Every day we are hearing about a new round of layoffs from some business, and that trend is unlikely to change anytime soon. Unemployment rose from 4.5 percent in 2006 to 6.1 percent last month, according to Inman News, and it continues to trend up. The financial crisis is forcing businesses to cut expenses and in some cases even merge with competitors in order to survive. Either way, the end result is layoffs and the prospects for new job hunters are grim. Once the money from their severance packages run out, which should be happening soon, these people are going to be in a world of hurt. During a recession the most painful thing is the high unemployment that typically accompanies it. Since this recession is geared up to be a big one, we should expect nothing less than a high level of unemployment to come with it. What does this mean for the real estate market? It means that things could get even worse.
People who are unemployed cannot buy homes, and people who are scared that they could join the unemployed ranks are unlikely to make big purchases--especially a new home. As unemployment continues to rise, we can also expect foreclosures to mount, which brings about a bad combo: more houses added to the market and fewer people able to buy them.
Some industries are being hit harder than others, but for the most part, businesses are going to struggle in the near future.

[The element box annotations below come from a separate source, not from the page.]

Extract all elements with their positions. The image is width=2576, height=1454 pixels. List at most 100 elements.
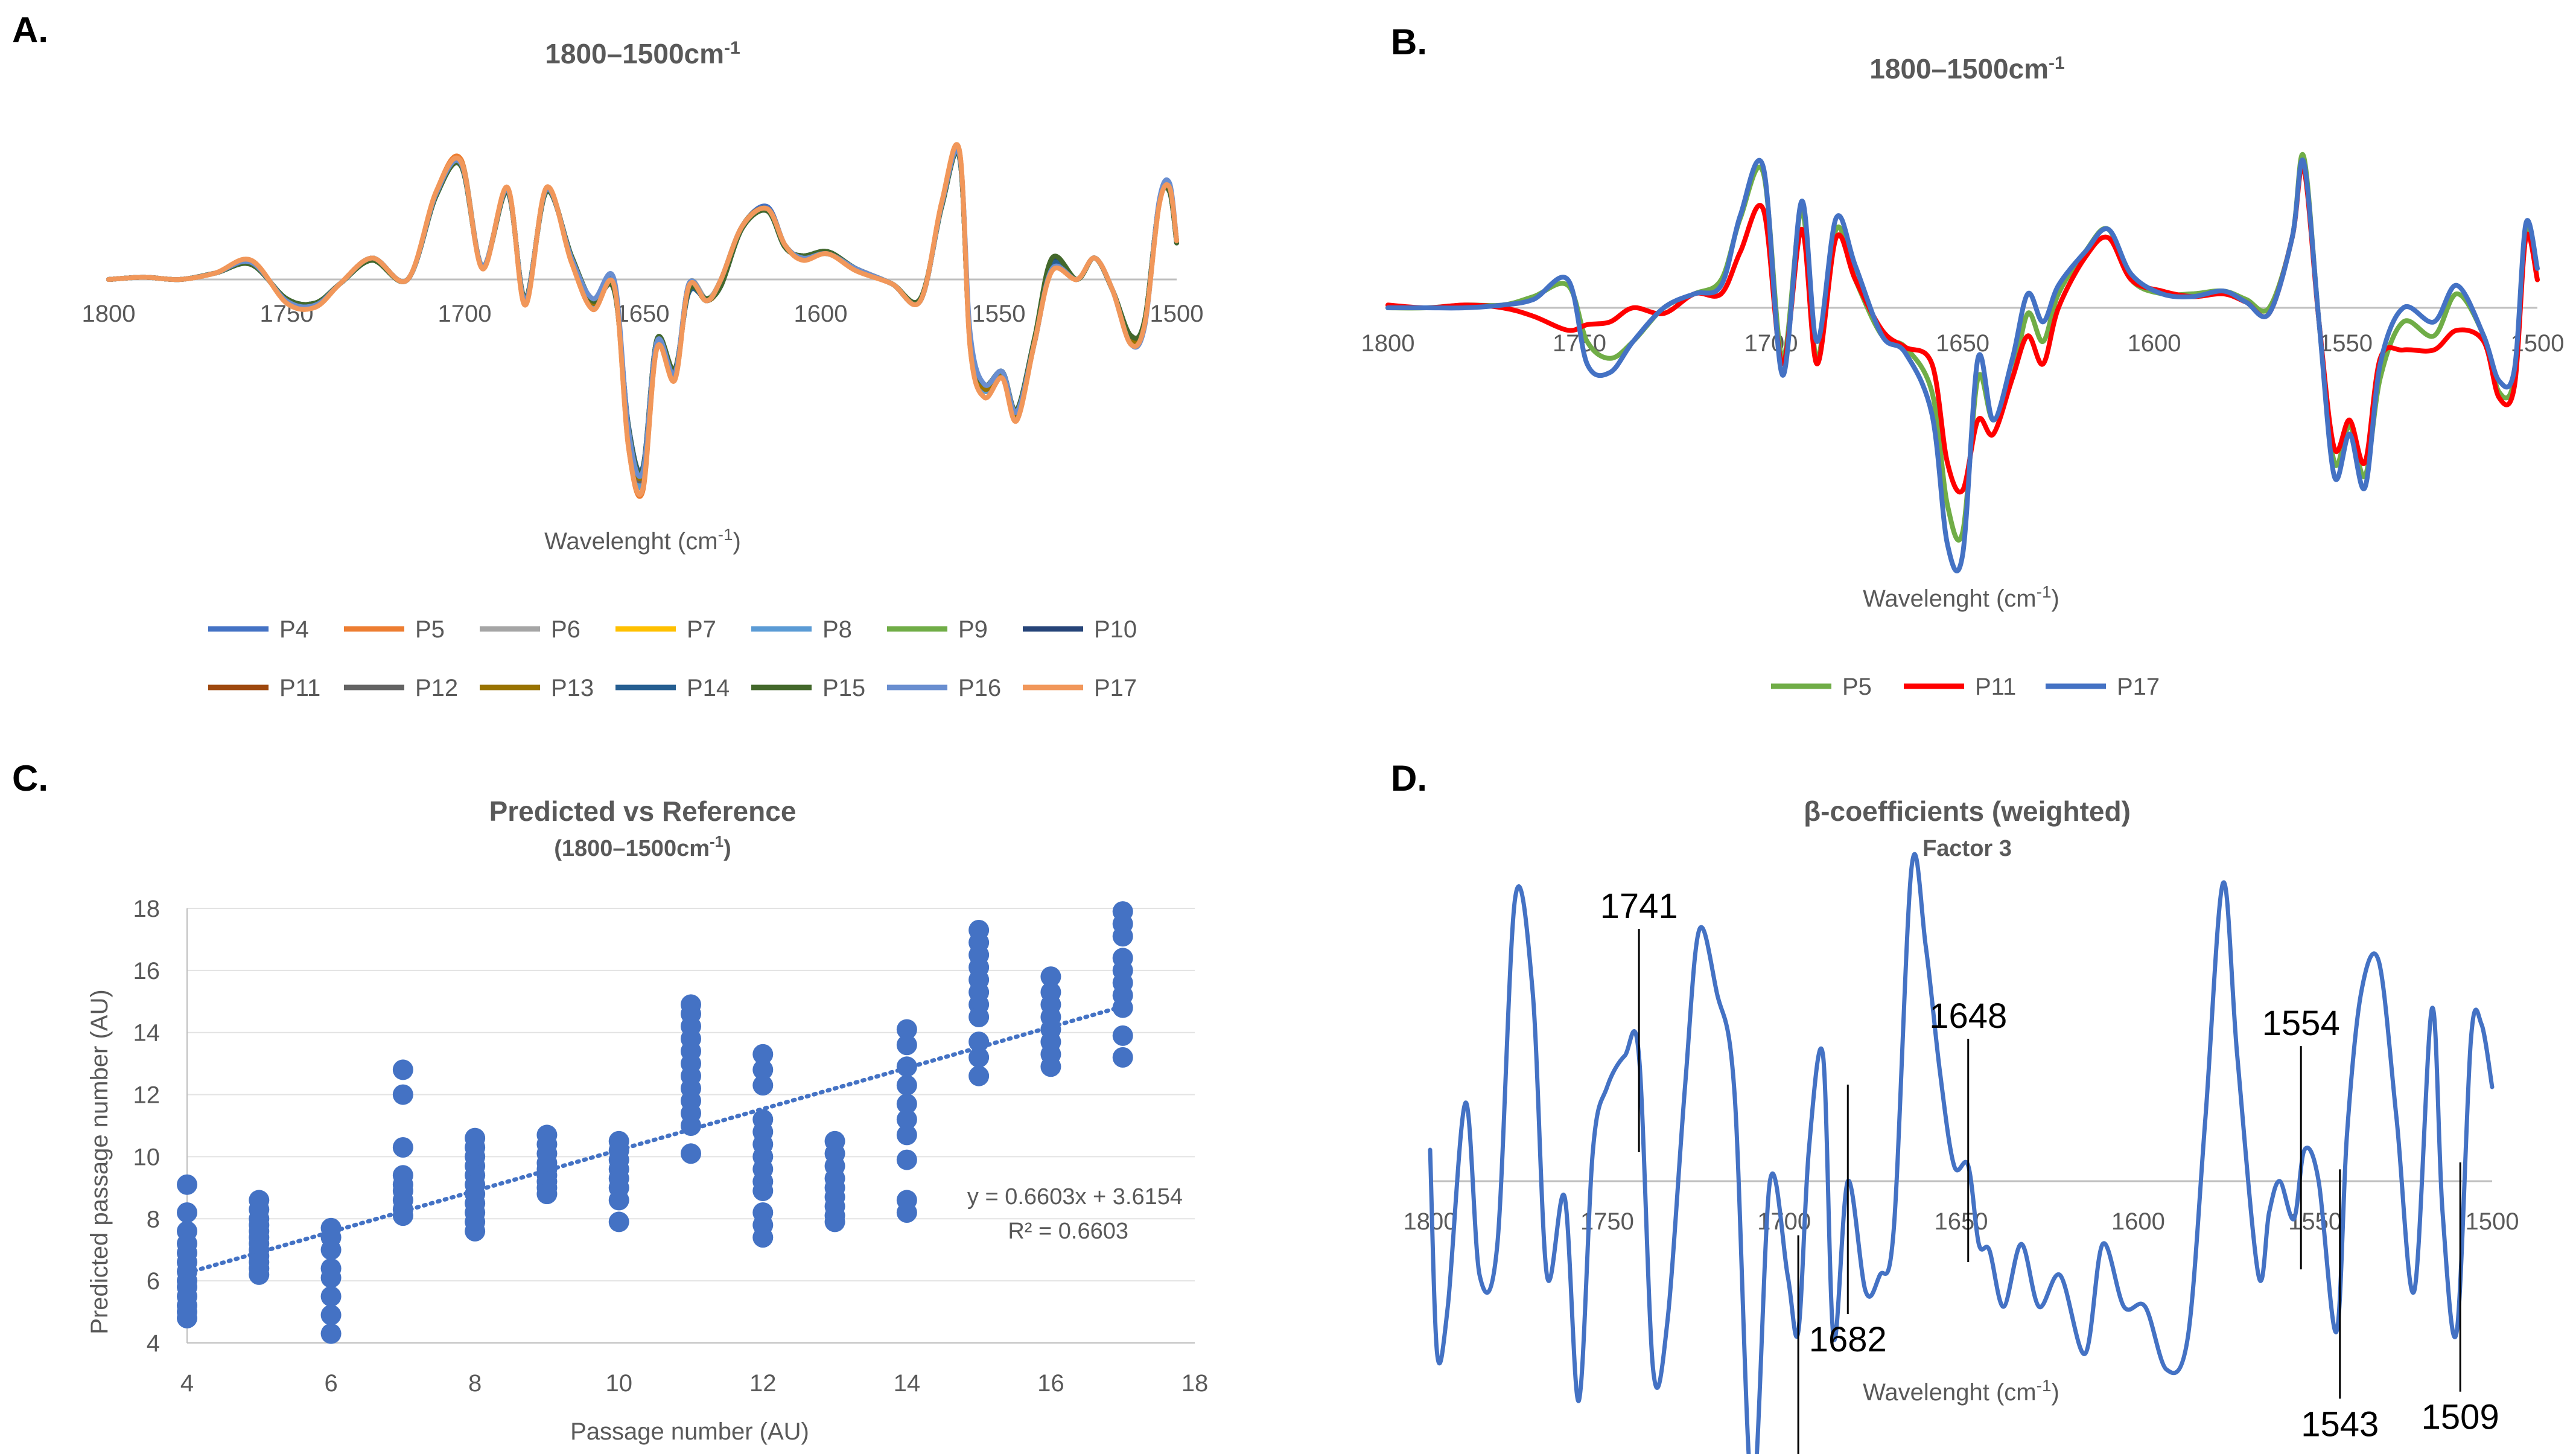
scatter-point bbox=[249, 1264, 270, 1285]
panel-label-b: B. bbox=[1391, 22, 1427, 62]
scatter-point bbox=[608, 1211, 629, 1232]
legend-item-p8: P8 bbox=[751, 616, 852, 643]
chart-b-xtick: 1600 bbox=[2128, 330, 2181, 357]
legend-item-p4: P4 bbox=[208, 616, 309, 643]
scatter-point bbox=[177, 1307, 197, 1328]
scatter-point bbox=[752, 1181, 774, 1201]
chart-d-series-beta bbox=[1428, 852, 2495, 1454]
chart-c-xtick: 10 bbox=[605, 1370, 632, 1397]
legend-label: P17 bbox=[1094, 675, 1137, 701]
legend-item-p17: P17 bbox=[2046, 674, 2160, 700]
panel-label-c: C. bbox=[12, 758, 48, 799]
scatter-point bbox=[896, 1149, 917, 1170]
chart-c-ytick: 8 bbox=[147, 1206, 160, 1232]
legend-item-p10: P10 bbox=[1023, 616, 1137, 643]
annotation-1741: 1741 bbox=[1600, 887, 1678, 1152]
legend-label: P15 bbox=[822, 675, 865, 701]
annotation-1543: 1543 bbox=[2301, 1169, 2379, 1444]
legend-item-p15: P15 bbox=[751, 675, 865, 701]
scatter-point bbox=[968, 1047, 990, 1068]
scatter-point bbox=[1112, 926, 1133, 947]
chart-c-equation: y = 0.6603x + 3.6154 bbox=[967, 1184, 1183, 1210]
scatter-point bbox=[752, 1059, 774, 1080]
scatter-point bbox=[681, 1143, 701, 1164]
legend-label: P11 bbox=[1975, 674, 2016, 700]
chart-a-xlabel: Wavelenght (cm-1) bbox=[544, 525, 741, 555]
legend-label: P9 bbox=[958, 616, 988, 643]
chart-c-xlabel: Passage number (AU) bbox=[570, 1418, 809, 1445]
scatter-point bbox=[752, 1075, 774, 1096]
scatter-point bbox=[752, 1044, 774, 1065]
scatter-point bbox=[177, 1202, 197, 1223]
scatter-point bbox=[320, 1267, 342, 1288]
chart-c-ytick: 12 bbox=[133, 1082, 161, 1109]
chart-c-r2: R² = 0.6603 bbox=[1008, 1219, 1128, 1244]
chart-c-xtick: 14 bbox=[894, 1370, 921, 1397]
scatter-point bbox=[752, 1227, 774, 1248]
chart-c-ylabel: Predicted passage number (AU) bbox=[86, 989, 113, 1334]
chart-c-ytick: 16 bbox=[133, 958, 161, 984]
scatter-point bbox=[1112, 1047, 1133, 1068]
scatter-point bbox=[896, 1019, 917, 1040]
scatter-point bbox=[320, 1239, 342, 1260]
chart-a-legend: P4 P5 P6 P7 P8 P9 P10 P11 P12 P13 P14 P15 P16 P17 bbox=[208, 616, 1137, 701]
legend-item-p12: P12 bbox=[344, 675, 458, 701]
legend-item-p5: P5 bbox=[344, 616, 445, 643]
chart-a-xtick: 1550 bbox=[972, 301, 1026, 327]
annotation-label: 1554 bbox=[2262, 1004, 2340, 1043]
chart-c-xtick: 18 bbox=[1181, 1370, 1209, 1397]
chart-c-ytick: 6 bbox=[147, 1268, 160, 1295]
scatter-point bbox=[392, 1059, 413, 1080]
legend-label: P6 bbox=[551, 616, 580, 643]
chart-c-ytick: 10 bbox=[133, 1144, 161, 1170]
chart-c-ytick: 14 bbox=[133, 1020, 161, 1047]
scatter-point bbox=[1040, 1056, 1061, 1077]
annotation-1554: 1554 bbox=[2262, 1004, 2340, 1270]
legend-label: P10 bbox=[1094, 616, 1137, 643]
legend-item-p13: P13 bbox=[480, 675, 594, 701]
scatter-point bbox=[1040, 966, 1061, 987]
scatter-point bbox=[320, 1304, 342, 1325]
chart-d-xlabel: Wavelenght (cm-1) bbox=[1863, 1376, 2059, 1406]
scatter-point bbox=[536, 1184, 558, 1205]
legend-label: P8 bbox=[822, 616, 852, 643]
chart-a-xtick: 1800 bbox=[82, 301, 136, 327]
scatter-point bbox=[896, 1124, 917, 1146]
legend-item-p11: P11 bbox=[1904, 674, 2016, 700]
scatter-point bbox=[896, 1075, 917, 1096]
legend-item-p5: P5 bbox=[1771, 674, 1872, 700]
legend-label: P5 bbox=[415, 616, 445, 643]
annotation-1696: 1696 bbox=[1797, 1235, 1799, 1454]
chart-b-legend: P5 P11 P17 bbox=[1771, 674, 2160, 700]
annotation-label: 1543 bbox=[2301, 1405, 2379, 1444]
scatter-point bbox=[896, 1035, 917, 1056]
annotation-label: 1648 bbox=[1929, 996, 2007, 1036]
scatter-point bbox=[968, 1007, 990, 1027]
legend-item-p14: P14 bbox=[615, 675, 730, 701]
legend-label: P17 bbox=[2117, 674, 2160, 700]
legend-label: P13 bbox=[551, 675, 594, 701]
scatter-point bbox=[896, 1202, 917, 1223]
annotation-label: 1509 bbox=[2422, 1398, 2499, 1437]
scatter-point bbox=[824, 1211, 845, 1232]
chart-b-series-p17 bbox=[1385, 158, 2540, 573]
legend-item-p9: P9 bbox=[887, 616, 988, 643]
chart-d-subtitle: Factor 3 bbox=[1922, 836, 2012, 861]
scatter-point bbox=[968, 1065, 990, 1086]
legend-item-p17: P17 bbox=[1023, 675, 1137, 701]
scatter-point bbox=[392, 1137, 413, 1158]
chart-a-xtick: 1600 bbox=[794, 301, 848, 327]
annotation-label: 1741 bbox=[1600, 887, 1678, 926]
chart-c-ytick: 4 bbox=[147, 1330, 160, 1357]
scatter-point bbox=[465, 1220, 486, 1242]
chart-a-xtick: 1500 bbox=[1150, 301, 1204, 327]
chart-d-xtick: 1600 bbox=[2111, 1208, 2165, 1235]
scatter-point bbox=[1112, 1025, 1133, 1046]
chart-c-xtick: 8 bbox=[468, 1370, 482, 1397]
legend-label: P11 bbox=[279, 675, 320, 701]
annotation-1682: 1682 bbox=[1809, 1085, 1887, 1359]
chart-c: Predicted vs Reference (1800–1500cm-1) 4… bbox=[86, 796, 1208, 1445]
chart-c-ytick: 18 bbox=[133, 896, 161, 922]
chart-a: 1800–1500cm-1 1800 1750 1700 1650 1600 1550 15… bbox=[82, 38, 1204, 702]
chart-b-xtick: 1550 bbox=[2319, 330, 2373, 357]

Consumers lack confidence right now, as evidenced by the lowest-ever consumer confidence rating of 38 percent collected in a poll by The Conference Board this month. Consumers aren’t buying, which is going to hurt businesses that sell directly to consumers (B2C), and businesses that sell to businesses (B2B) are going to feel the pain next as the B2C businesses cut back their orders from the B2B businesses. This recession is going to hurt all over, and you can bet that we haven’t seen the worst of it yet.
The moral of the story is to be cautious if you are in the market to buy a new home. Realistically, your best bet is probably to wait it out a little longer, but if you absolutely need a new home now, just understand what could be looming. Only buy what you can comfortably afford. That should go without saying, but you would be surprised at what people can still get in terms of new loans, and what they are willing to sign on for. Also, pay close attention to what rents are going for in relation to what you would have to pay for a mortgage. If buying a home is considerably more expensive than renting in your area, then hopefully big red flags are going up in your head. Investors need to pay close attention to that comparison because there could be opportunity in those few areas which actually offer affordable homeownership. In that case, pay really close attention to the employment prospects in the area, because no matter how affordable homes look, you still are going to need a tenant base to rent to, and tenants with jobs are always preferable.